The spectrum of ¹⁸O in terms of the multiconfigurational dynamical symmetry

Background: The experimental study of the $^{6}$Li-transfer reaction and alpha-scattering resulted in a rich spectrum of $^{18}$O, including some strong indication for band structure. Different configurations are proposed for the structural interpretation of different energy domains. Purpose: We intend to investigate whether a uniform description is possible for the complete spectrum, including the high-lying states from scattering measurement. Methods: We apply the multiconfigurational dynamical symmetry for the determination of the shape isomers and for the calculation of the spectrum obtained from different reactions. Results: The shape isomers of $^{18}$O is obtained from the study of the stability and self-consistency of the SU(3) symmetry, which is in the intersection of the shell and different cluster configurations.
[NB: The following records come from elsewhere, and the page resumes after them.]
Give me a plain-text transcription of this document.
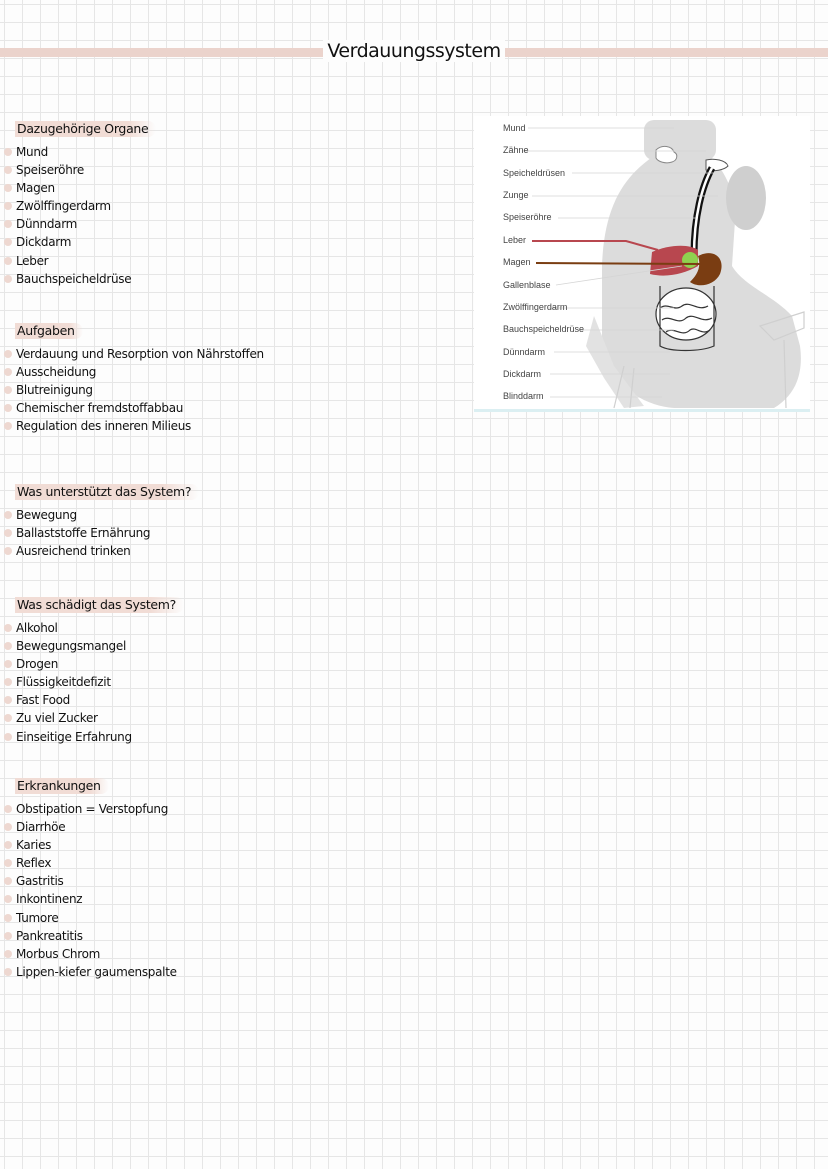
Verdauungssystem
Dazugehörige Organe
Mund
Speiseröhre
Magen
Zwölffingerdarm
Dünndarm
Dickdarm
Leber
Bauchspeicheldrüse
Aufgaben
Verdauung und Resorption von Nährstoffen
Ausscheidung
Blutreinigung
Chemischer fremdstoffabbau
Regulation des inneren Milieus
Was unterstützt das System?
Bewegung
Ballaststoffe Ernährung
Ausreichend trinken
Was schädigt das System?
Alkohol
Bewegungsmangel
Drogen
Flüssigkeitdefizit
Fast Food
Zu viel Zucker
Einseitige Erfahrung
Erkrankungen
Obstipation = Verstopfung
Diarrhöe
Karies
Reflex
Gastritis
Inkontinenz
Tumore
Pankreatitis
Morbus Chrom
Lippen-kiefer gaumenspalte
Mund
Zähne
Speicheldrüsen
Zunge
Speiseröhre
Leber
Magen
Gallenblase
Zwölffingerdarm
Bauchspeicheldrüse
Dünndarm
Dickdarm
Blinddarm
The $^{14}$C+$^{4}$He spectrum is calculated, and its connection to other configurations is revealed. A very simple Hamiltonian is applied, including only a harmonic oscillator term, a quadrupole interaction and an $L^2$ term. Conclusions: The spectrum (from the ground state up to the high-lying states) can be reasonably well described by a $^{14}$C+$^{4}$He cluster configuration. All the state allows the $^{12}$C+$2n$+$^{4}$He clusterization as well, and has definite shell model content. For the lowest-lying three bands the shell configuration is unique, and the overlap of the shell and the different cluster configurations is 100%.